For some, it may be as easy as scanning Gartner’s Magic box for this year’s top performers or the breakthrough up and comers. What about transport methods: will you favor iSCSI, Fiber Channel, Fiber Channel over Ethernet, or SAS? Not to mention you must have solid state disks drives; it’s the hot technology, everyone is using it, and you don’t want fall behind!
If, on the other hand, you are truly interested in investing in only what you need to get the job done efficiently, then the key to selecting the right storage should start with intimately knowing the I/O patterns of the applications that will access the data. The most important metrics to consider are reads, writes, and I/O size. Collecting data can be done through various performance programs such as perfmon for Windows or htop for Linux. These two are among a crowd and everyone has their favorite. Specifically, you will want to measure during all workloads; peak and off-peak workloads may have different I/O characteristics. Attention should be given to the following points: Disk Reads/sec, Disk Writes/sec, Disk Latency, Size of I/Os being issued, and Disk Queue length. If you are analyzing a database, also include Checkpoint pages/sec and Page Reads/sec.
Once you have a solid idea of how your applications perform, then you can move onto sizing the physical disks. Typical IOPS per spindle range from 100-130 on 10K RPM drives, 150-180 on 15K RPM drives, and 5000+ on solid state drives. Keep in mind that disks with less than 50-70% written capacity will have improved IOPS over disks written at 80% capacity, so spread the data out! You will also want to consider the impact of write penalty your RAID choice will have on I/O issued against the disks. Read and Write Cache on storage controllers can offer improvement to the performance and should be taken into consideration if the applications lean heavily one way or the other.

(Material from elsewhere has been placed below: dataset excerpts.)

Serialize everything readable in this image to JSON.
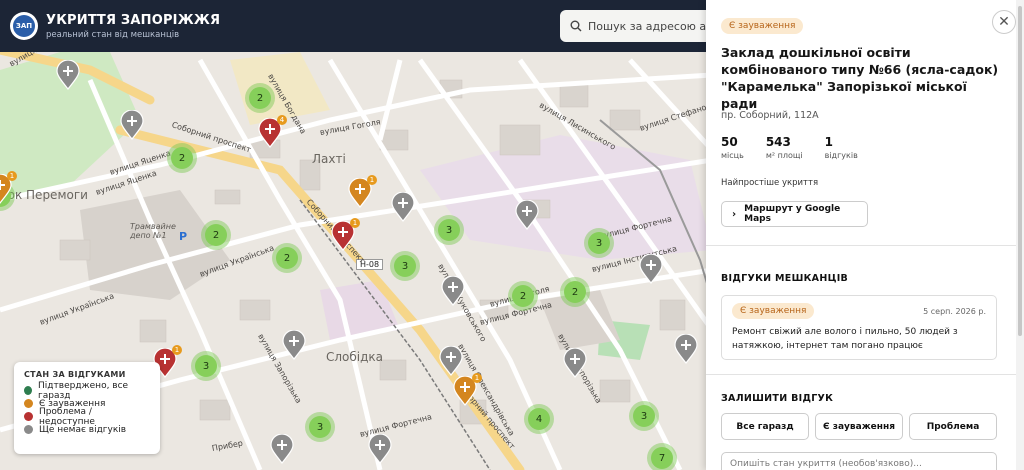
{
  "header": {
    "logo_text": "ЗАП",
    "title": "УКРИТТЯ ЗАПОРІЖЖЯ",
    "subtitle": "реальний стан від мешканців",
    "search_placeholder": "Пошук за адресою або н"
  },
  "map": {
    "labels": {
      "lakhty": "Лахті",
      "slobidka": "Слобідка",
      "park": "арк Перемоги",
      "depot": "Трамвайне депо №1",
      "h08": "Н-08",
      "p": "P"
    },
    "roads": {
      "soborny1": "Соборний проспект",
      "soborny2": "Соборний проспект",
      "soborny3": "Соборний проспект",
      "yatsenka": "вулиця Яценка",
      "yatsenka2": "вулиця Яценка",
      "yatsenka3": "вулиця Яценка",
      "ukrainska": "вулиця Українська",
      "ukrainska2": "вулиця Українська",
      "gogolya": "вулиця Гоголя",
      "gogolya2": "вулиця Гоголя",
      "forteczna": "вулиця Фортечна",
      "forteczna2": "вулиця Фортечна",
      "forteczna3": "вулиця Фортечна",
      "instytutska": "вулиця Інститутська",
      "zaporizka": "вулиця Запорізька",
      "zaporizka2": "вулиця Запорізька",
      "stefanova": "вулиця Стефанова",
      "bohdana": "вулиця Богдана",
      "zhukovskoho": "вулиця Жуковського",
      "oleksandrivska": "вулиця Олександрівська",
      "lisnyi": "вулиця Лисинського",
      "prybeh": "Прибер"
    },
    "clusters": [
      "2",
      "2",
      "2",
      "2",
      "3",
      "3",
      "3",
      "2",
      "2",
      "3",
      "3",
      "4",
      "3",
      "3",
      "7"
    ],
    "pin_badges": [
      "4",
      "1",
      "1",
      "1",
      "1",
      "1"
    ]
  },
  "legend": {
    "title": "СТАН ЗА ВІДГУКАМИ",
    "items": [
      {
        "label": "Підтверджено, все гаразд",
        "color": "#2e7d4f"
      },
      {
        "label": "Є зауваження",
        "color": "#d4861f"
      },
      {
        "label": "Проблема / недоступне",
        "color": "#b83232"
      },
      {
        "label": "Ще немає відгуків",
        "color": "#8a8a8a"
      }
    ]
  },
  "panel": {
    "status_pill": "Є зауваження",
    "title": "Заклад дошкільної освіти комбінованого типу №66 (ясла-садок) \"Карамелька\" Запорізької міської ради",
    "address": "пр. Соборний, 112А",
    "stats": [
      {
        "value": "50",
        "label": "місць"
      },
      {
        "value": "543",
        "label": "м² площі"
      },
      {
        "value": "1",
        "label": "відгуків"
      }
    ],
    "type": "Найпростіше укриття",
    "route_button": "Маршрут у Google Maps",
    "reviews_title": "ВІДГУКИ МЕШКАНЦІВ",
    "review": {
      "pill": "Є зауваження",
      "date": "5 серп. 2026 р.",
      "text": "Ремонт свіжий але волого і пильно, 50 людей з натяжкою, інтернет там погано працює"
    },
    "leave_title": "ЗАЛИШИТИ ВІДГУК",
    "options": [
      "Все гаразд",
      "Є зауваження",
      "Проблема"
    ],
    "comment_placeholder": "Опишіть стан укриття (необов'язково)..."
  },
  "colors": {
    "header_bg": "#1c2536",
    "cluster": "#86cf5a",
    "pin_grey": "#8a8a8a",
    "pin_red": "#b83232",
    "pin_orange": "#d4861f",
    "badge": "#e79a1d"
  }
}
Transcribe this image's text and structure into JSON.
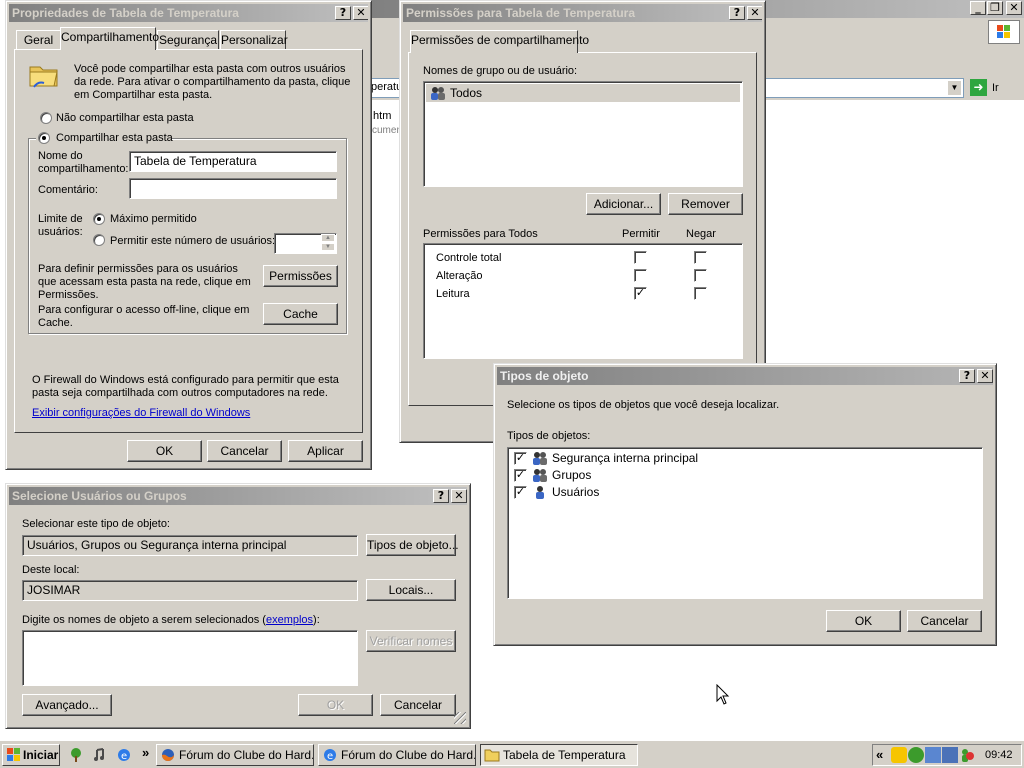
{
  "background_window": {
    "title": "",
    "address_fragment": "peratu",
    "file_fragment": ".htm",
    "file_sub_fragment": "cumen",
    "go_label": "Ir"
  },
  "props_dialog": {
    "title": "Propriedades de Tabela de Temperatura",
    "tabs": [
      {
        "label": "Geral"
      },
      {
        "label": "Compartilhamento"
      },
      {
        "label": "Segurança"
      },
      {
        "label": "Personalizar"
      }
    ],
    "intro_text": "Você pode compartilhar esta pasta com outros usuários da rede. Para ativar o compartilhamento da pasta, clique em Compartilhar esta pasta.",
    "no_share_label": "Não compartilhar esta pasta",
    "share_label": "Compartilhar esta pasta",
    "share_name_label": "Nome do compartilhamento:",
    "share_name_value": "Tabela de Temperatura",
    "comment_label": "Comentário:",
    "comment_value": "",
    "user_limit_label": "Limite de usuários:",
    "max_allowed_label": "Máximo permitido",
    "allow_number_label": "Permitir este número de usuários:",
    "permissions_text": "Para definir permissões para os usuários que acessam esta pasta na rede, clique em Permissões.",
    "permissions_button": "Permissões",
    "cache_text": "Para configurar o acesso off-line, clique em Cache.",
    "cache_button": "Cache",
    "firewall_text": "O Firewall do Windows está configurado para permitir que esta pasta seja compartilhada com outros computadores na rede.",
    "firewall_link": "Exibir configurações do Firewall do Windows",
    "ok": "OK",
    "cancel": "Cancelar",
    "apply": "Aplicar"
  },
  "perm_dialog": {
    "title": "Permissões para Tabela de Temperatura",
    "tab": "Permissões de compartilhamento",
    "groups_label": "Nomes de grupo ou de usuário:",
    "groups": [
      {
        "name": "Todos"
      }
    ],
    "add_button": "Adicionar...",
    "remove_button": "Remover",
    "perms_for_label": "Permissões para Todos",
    "allow_header": "Permitir",
    "deny_header": "Negar",
    "permissions": [
      {
        "name": "Controle total",
        "allow": false,
        "deny": false
      },
      {
        "name": "Alteração",
        "allow": false,
        "deny": false
      },
      {
        "name": "Leitura",
        "allow": true,
        "deny": false
      }
    ]
  },
  "select_dialog": {
    "title": "Selecione Usuários ou Grupos",
    "object_type_label": "Selecionar este tipo de objeto:",
    "object_type_value": "Usuários, Grupos ou Segurança interna principal",
    "object_types_button": "Tipos de objeto...",
    "location_label": "Deste local:",
    "location_value": "JOSIMAR",
    "locations_button": "Locais...",
    "names_label_pre": "Digite os nomes de objeto a serem selecionados (",
    "names_label_link": "exemplos",
    "names_label_post": "):",
    "check_names_button": "Verificar nomes",
    "advanced_button": "Avançado...",
    "ok": "OK",
    "cancel": "Cancelar"
  },
  "types_dialog": {
    "title": "Tipos de objeto",
    "instruction": "Selecione os tipos de objetos que você deseja localizar.",
    "list_label": "Tipos de objetos:",
    "items": [
      {
        "label": "Segurança interna principal",
        "checked": true
      },
      {
        "label": "Grupos",
        "checked": true
      },
      {
        "label": "Usuários",
        "checked": true
      }
    ],
    "ok": "OK",
    "cancel": "Cancelar"
  },
  "taskbar": {
    "start_label": "Iniciar",
    "chevron": "»",
    "tasks": [
      {
        "label": "Fórum do Clube do Hard..."
      },
      {
        "label": "Fórum do Clube do Hard..."
      },
      {
        "label": "Tabela de Temperatura"
      }
    ],
    "tray_chevron": "«",
    "clock": "09:42"
  }
}
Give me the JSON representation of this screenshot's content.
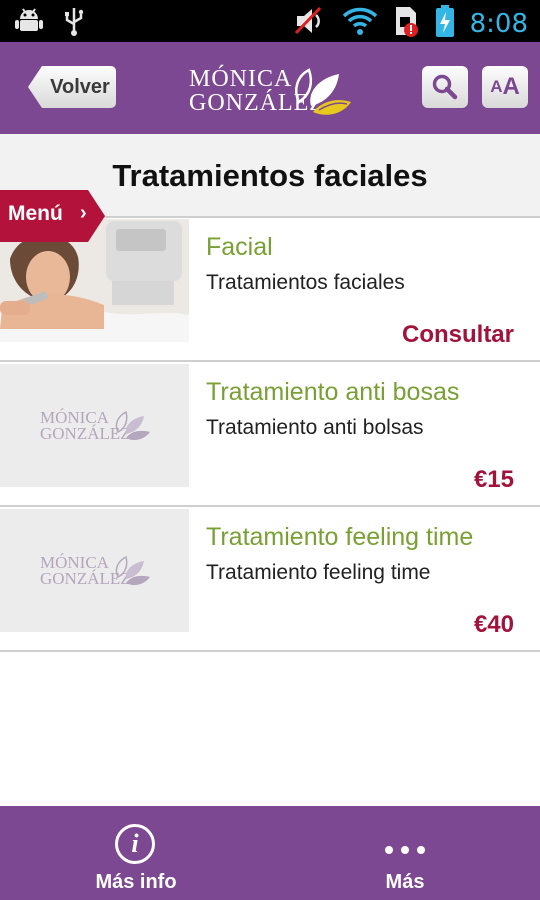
{
  "status_bar": {
    "time": "8:08",
    "left_icons": [
      "android-debug-icon",
      "usb-icon"
    ],
    "right_icons": [
      "mute-icon",
      "wifi-icon",
      "sim-alert-icon",
      "battery-icon"
    ]
  },
  "header": {
    "back_label": "Volver",
    "logo_line1": "MÓNICA",
    "logo_line2": "GONZÁLEZ",
    "font_small": "A",
    "font_large": "A"
  },
  "page": {
    "title": "Tratamientos faciales",
    "menu_label": "Menú"
  },
  "items": [
    {
      "name": "Facial",
      "description": "Tratamientos faciales",
      "price": "Consultar",
      "has_photo": true
    },
    {
      "name": "Tratamiento anti bosas",
      "description": "Tratamiento anti bolsas",
      "price": "€15",
      "has_photo": false
    },
    {
      "name": "Tratamiento feeling time",
      "description": "Tratamiento feeling time",
      "price": "€40",
      "has_photo": false
    }
  ],
  "placeholder_logo": {
    "line1": "MÓNICA",
    "line2": "GONZÁLEZ"
  },
  "bottom_nav": {
    "info_glyph": "i",
    "info_label": "Más info",
    "more_label": "Más"
  },
  "colors": {
    "brand_purple": "#7d4892",
    "accent_red": "#a3123a",
    "item_green": "#78a032",
    "status_blue": "#33b5e5"
  }
}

Sizing storage systems is much more than just sizing the disks. Every component in the path to the physical drives has a throughput limit and can be a potential bottleneck. As more solid state disks are implemented, the configuration of these ancillary components will become more critical. To avoid pitfalls, analyze the potential throughput of each of the following:
- Connectivity: HBAs, NICs, switch ports (and if they are shared by multiple servers), array ports, and the number of paths between servers and storage.
- The number of service processors in the array and how the LUNs are balanced across them.
- The capacity of the backend busses on the array and how the physical disks are balanced across them.
Other considerations that can affect sizing decisions are advanced features offered by today’s latest generation of storage arrays. Examples are thin provisioning, snapshots/clones, compression, deduplication, and storage based replication. In addition to these, some new generation arrays utilize technology that throws all those media IOPS estimates out the window!
The moral of the story is this: arming yourself with in-depth knowledge of your application performance gives you the ability to quantify different array features and purchase only what you really need. Arrays that tout doing everything come with a hefty price tag. If they don’t benefit your applications, they are worthless, and saving money where it makes sense has never been a bad business decision.